Reversing introduced species effects: Experimental removal of introduced fish leads to rapid recovery of a declining frog

Amphibian population declines and extinctions are occurring even in the world's least impacted areas. The introduction and spread of nonnative predators is one of many proposed causes of amphibian declines. Correlational studies have shown a negative relationship between introduced fishes and declining amphibians, but little direct experimental evidence is available. This study experimentally manipulated the presence and absence of widely introduced salmonids rainbow trout (Oncorhynchus mykiss) and brook trout (Salvelinus fontinalis) to test the hypothesis that their introduction has contributed to the decline of the mountain yellow-legged frog (Rana muscosa). From 1996 to 2003, the introduced trout were removed from 5 lakes in a remote protected area of the Sierra Nevada, and 16 nearby lakes were used as controls, 8 with introduced trout and 8 without. To determine the vulnerable life stage, rainbow trout were placed in cages in three lakes containing amphibians. Removal of introduced trout resulted in rapid recovery of frog populations, and, in the caging experiment, tadpoles were found to be vulnerable to trout predation. Together, these experiments illustrate that introduced trout are effective predators on R. muscosa tadpoles and suggest (i) that the introduction of trout is the most likely mechanism responsible for the decline of this mountain frog and (ii) that these negative effects can be reversed.

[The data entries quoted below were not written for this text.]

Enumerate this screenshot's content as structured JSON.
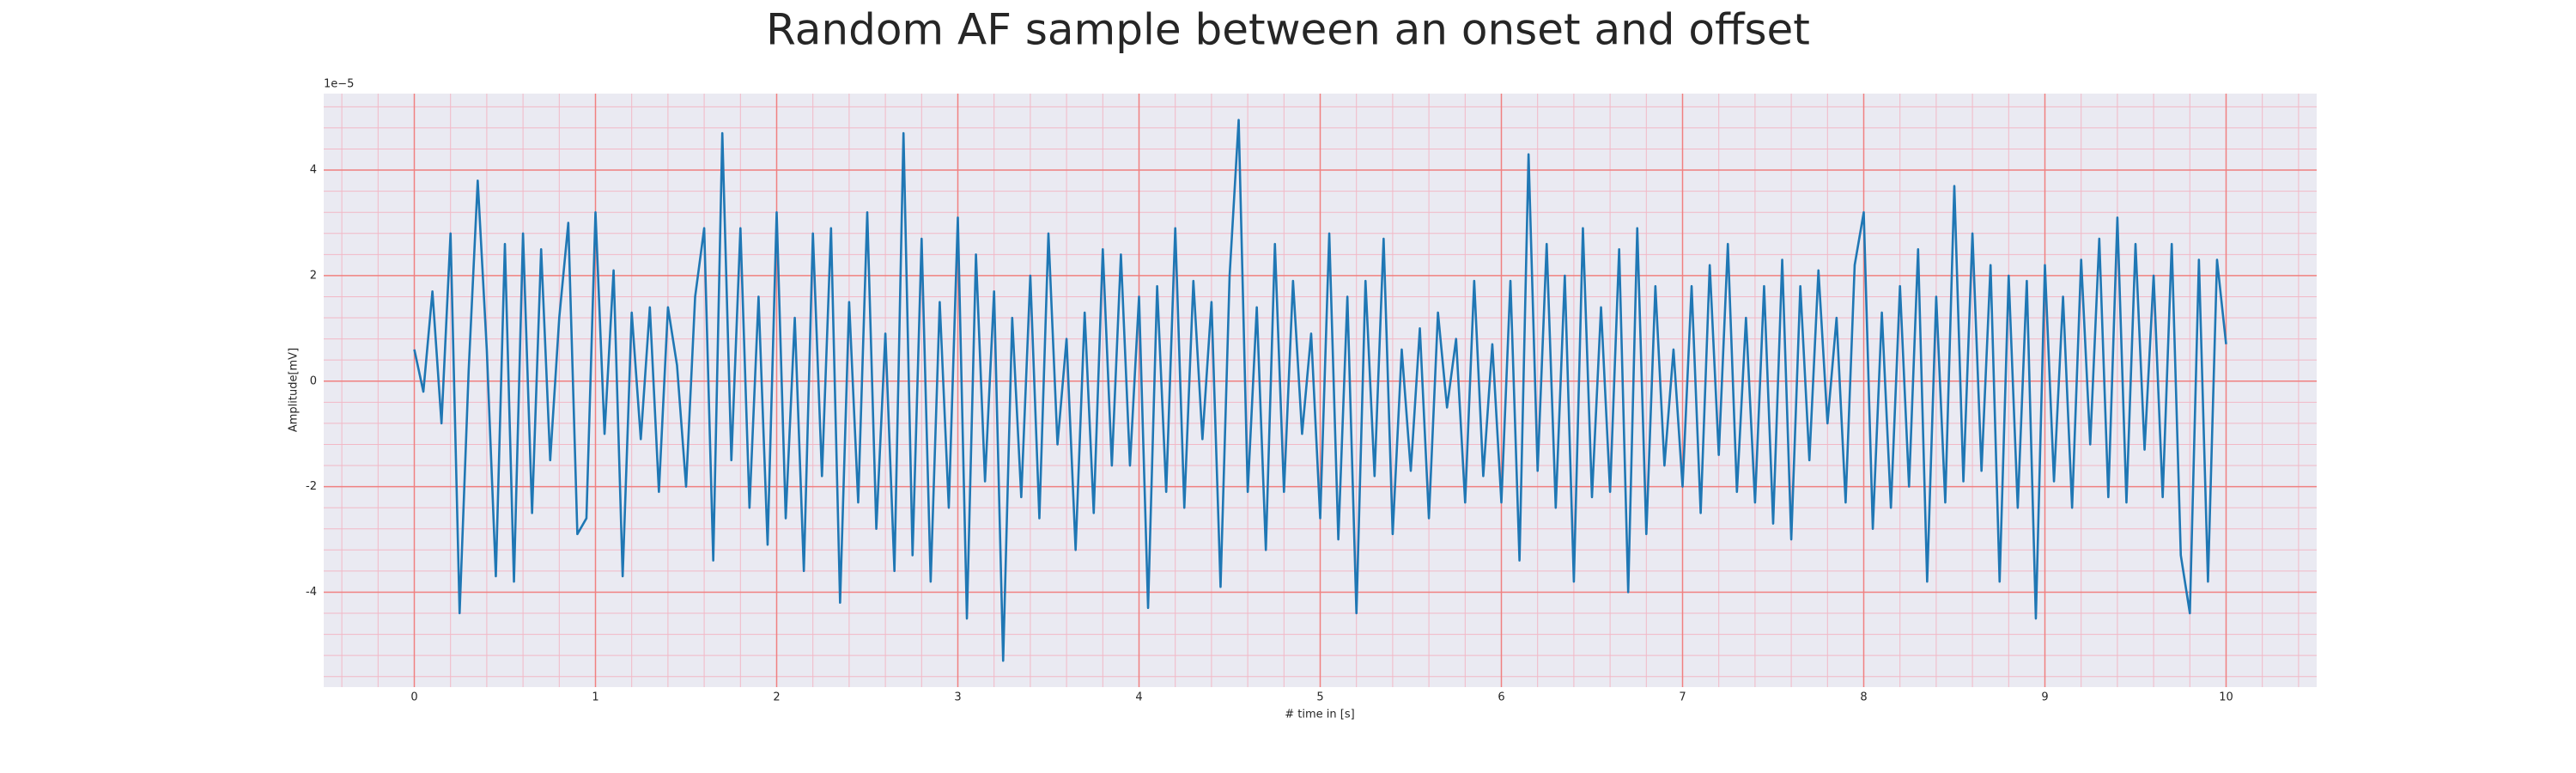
{
  "chart_data": {
    "type": "line",
    "title": "Random AF sample between an onset and offset",
    "x_label": "# time in [s]",
    "y_label": "Amplitude[mV]",
    "y_offset_label": "1e−5",
    "color": "#1f77b4",
    "grid": true,
    "minor_grid": true,
    "xlim": [
      -0.5,
      10.5
    ],
    "ylim": [
      -5.8,
      5.45
    ],
    "xticks": [
      0,
      1,
      2,
      3,
      4,
      5,
      6,
      7,
      8,
      9,
      10
    ],
    "yticks": [
      -4,
      -2,
      0,
      2,
      4
    ],
    "x": [
      0,
      0.05,
      0.1,
      0.15,
      0.2,
      0.25,
      0.3,
      0.35,
      0.4,
      0.45,
      0.5,
      0.55,
      0.6,
      0.65,
      0.7,
      0.75,
      0.8,
      0.85,
      0.9,
      0.95,
      1,
      1.05,
      1.1,
      1.15,
      1.2,
      1.25,
      1.3,
      1.35,
      1.4,
      1.45,
      1.5,
      1.55,
      1.6,
      1.65,
      1.7,
      1.75,
      1.8,
      1.85,
      1.9,
      1.95,
      2,
      2.05,
      2.1,
      2.15,
      2.2,
      2.25,
      2.3,
      2.35,
      2.4,
      2.45,
      2.5,
      2.55,
      2.6,
      2.65,
      2.7,
      2.75,
      2.8,
      2.85,
      2.9,
      2.95,
      3,
      3.05,
      3.1,
      3.15,
      3.2,
      3.25,
      3.3,
      3.35,
      3.4,
      3.45,
      3.5,
      3.55,
      3.6,
      3.65,
      3.7,
      3.75,
      3.8,
      3.85,
      3.9,
      3.95,
      4,
      4.05,
      4.1,
      4.15,
      4.2,
      4.25,
      4.3,
      4.35,
      4.4,
      4.45,
      4.5,
      4.55,
      4.6,
      4.65,
      4.7,
      4.75,
      4.8,
      4.85,
      4.9,
      4.95,
      5,
      5.05,
      5.1,
      5.15,
      5.2,
      5.25,
      5.3,
      5.35,
      5.4,
      5.45,
      5.5,
      5.55,
      5.6,
      5.65,
      5.7,
      5.75,
      5.8,
      5.85,
      5.9,
      5.95,
      6,
      6.05,
      6.1,
      6.15,
      6.2,
      6.25,
      6.3,
      6.35,
      6.4,
      6.45,
      6.5,
      6.55,
      6.6,
      6.65,
      6.7,
      6.75,
      6.8,
      6.85,
      6.9,
      6.95,
      7,
      7.05,
      7.1,
      7.15,
      7.2,
      7.25,
      7.3,
      7.35,
      7.4,
      7.45,
      7.5,
      7.55,
      7.6,
      7.65,
      7.7,
      7.75,
      7.8,
      7.85,
      7.9,
      7.95,
      8,
      8.05,
      8.1,
      8.15,
      8.2,
      8.25,
      8.3,
      8.35,
      8.4,
      8.45,
      8.5,
      8.55,
      8.6,
      8.65,
      8.7,
      8.75,
      8.8,
      8.85,
      8.9,
      8.95,
      9,
      9.05,
      9.1,
      9.15,
      9.2,
      9.25,
      9.3,
      9.35,
      9.4,
      9.45,
      9.5,
      9.55,
      9.6,
      9.65,
      9.7,
      9.75,
      9.8,
      9.85,
      9.9,
      9.95,
      10
    ],
    "values": [
      0.6,
      -0.2,
      1.7,
      -0.8,
      2.8,
      -4.4,
      0.2,
      3.8,
      0.6,
      -3.7,
      2.6,
      -3.8,
      2.8,
      -2.5,
      2.5,
      -1.5,
      1.2,
      3.0,
      -2.9,
      -2.6,
      3.2,
      -1.0,
      2.1,
      -3.7,
      1.3,
      -1.1,
      1.4,
      -2.1,
      1.4,
      0.3,
      -2.0,
      1.6,
      2.9,
      -3.4,
      4.7,
      -1.5,
      2.9,
      -2.4,
      1.6,
      -3.1,
      3.2,
      -2.6,
      1.2,
      -3.6,
      2.8,
      -1.8,
      2.9,
      -4.2,
      1.5,
      -2.3,
      3.2,
      -2.8,
      0.9,
      -3.6,
      4.7,
      -3.3,
      2.7,
      -3.8,
      1.5,
      -2.4,
      3.1,
      -4.5,
      2.4,
      -1.9,
      1.7,
      -5.3,
      1.2,
      -2.2,
      2.0,
      -2.6,
      2.8,
      -1.2,
      0.8,
      -3.2,
      1.3,
      -2.5,
      2.5,
      -1.6,
      2.4,
      -1.6,
      1.6,
      -4.3,
      1.8,
      -2.1,
      2.9,
      -2.4,
      1.9,
      -1.1,
      1.5,
      -3.9,
      2.0,
      4.95,
      -2.1,
      1.4,
      -3.2,
      2.6,
      -2.1,
      1.9,
      -1.0,
      0.9,
      -2.6,
      2.8,
      -3.0,
      1.6,
      -4.4,
      1.9,
      -1.8,
      2.7,
      -2.9,
      0.6,
      -1.7,
      1.0,
      -2.6,
      1.3,
      -0.5,
      0.8,
      -2.3,
      1.9,
      -1.8,
      0.7,
      -2.3,
      1.9,
      -3.4,
      4.3,
      -1.7,
      2.6,
      -2.4,
      2.0,
      -3.8,
      2.9,
      -2.2,
      1.4,
      -2.1,
      2.5,
      -4.0,
      2.9,
      -2.9,
      1.8,
      -1.6,
      0.6,
      -2.0,
      1.8,
      -2.5,
      2.2,
      -1.4,
      2.6,
      -2.1,
      1.2,
      -2.3,
      1.8,
      -2.7,
      2.3,
      -3.0,
      1.8,
      -1.5,
      2.1,
      -0.8,
      1.2,
      -2.3,
      2.2,
      3.2,
      -2.8,
      1.3,
      -2.4,
      1.8,
      -2.0,
      2.5,
      -3.8,
      1.6,
      -2.3,
      3.7,
      -1.9,
      2.8,
      -1.7,
      2.2,
      -3.8,
      2.0,
      -2.4,
      1.9,
      -4.5,
      2.2,
      -1.9,
      1.6,
      -2.4,
      2.3,
      -1.2,
      2.7,
      -2.2,
      3.1,
      -2.3,
      2.6,
      -1.3,
      2.0,
      -2.2,
      2.6,
      -3.3,
      -4.4,
      2.3,
      -3.8,
      2.3,
      0.7
    ]
  }
}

Molecular phylogenetics of western North American frogs of the Rana boylii species group

Phylogenetic relationships among frogs of the genus Rana from western North America are investigated using 2013 aligned bases of mitochondrial DNA sequence from the genes encoding ND1 (subunit one of NADH dehydrogenase), tRNA(Ile), tRNA(Gln), tRNA(Met), ND2, tRNA(Trp), tRNA(Ala), tRNA(Asn), tRNA(Cys), tRNA(Tyr), and COI (subunit I of cytochrome c oxidase), plus the origin for light-strand replication (O(L)) between the tRNA(Asn) and tRNA(Cys) genes. The aligned sequences contain 401 phylogenetically informative characters. A well-resolved phylogenetic hypothesis in which the Rana boylii species group (R. aurora, R. boylii, R. cascadae, R. muscosa, and R. pretiosa) is monophyletic is obtained. Molecular sequence divergence suggests that the R. boylii species group is approximately 8 million years old. The traditional hypothesis showing monophyly of the yellow-legged frogs (R. boylii and R. muscosa) is statistically rejected in favor of a hypothesis in which R. aurora, R. cascadae, and R. muscosa form a clade. Reanalyses of published nuclear ribosomal DNA restriction-site data and allozymic data support a monophyletic R. boylii group, but do not effectively resolve relationships among species within this group. Eight populations of R. muscosa form two major clades separated by a biogeographic break in the Sierra Nevada of California. This biogeographic break is broadly concordant with breaks found in four other amphibian and reptilian taxa. The two major clades within R. muscosa are estimated to have diverged approximately 2.2 million years before present. Each of these major clades contains two subgroups showing approximately 1.5 million years divergence, implicating climatic effects of Pleistocene glaciation in vicariance. The four distinct subgroups of R. muscosa separated by at least 1.4 million years of evolutionary divergence are suggested as potential units for conservation.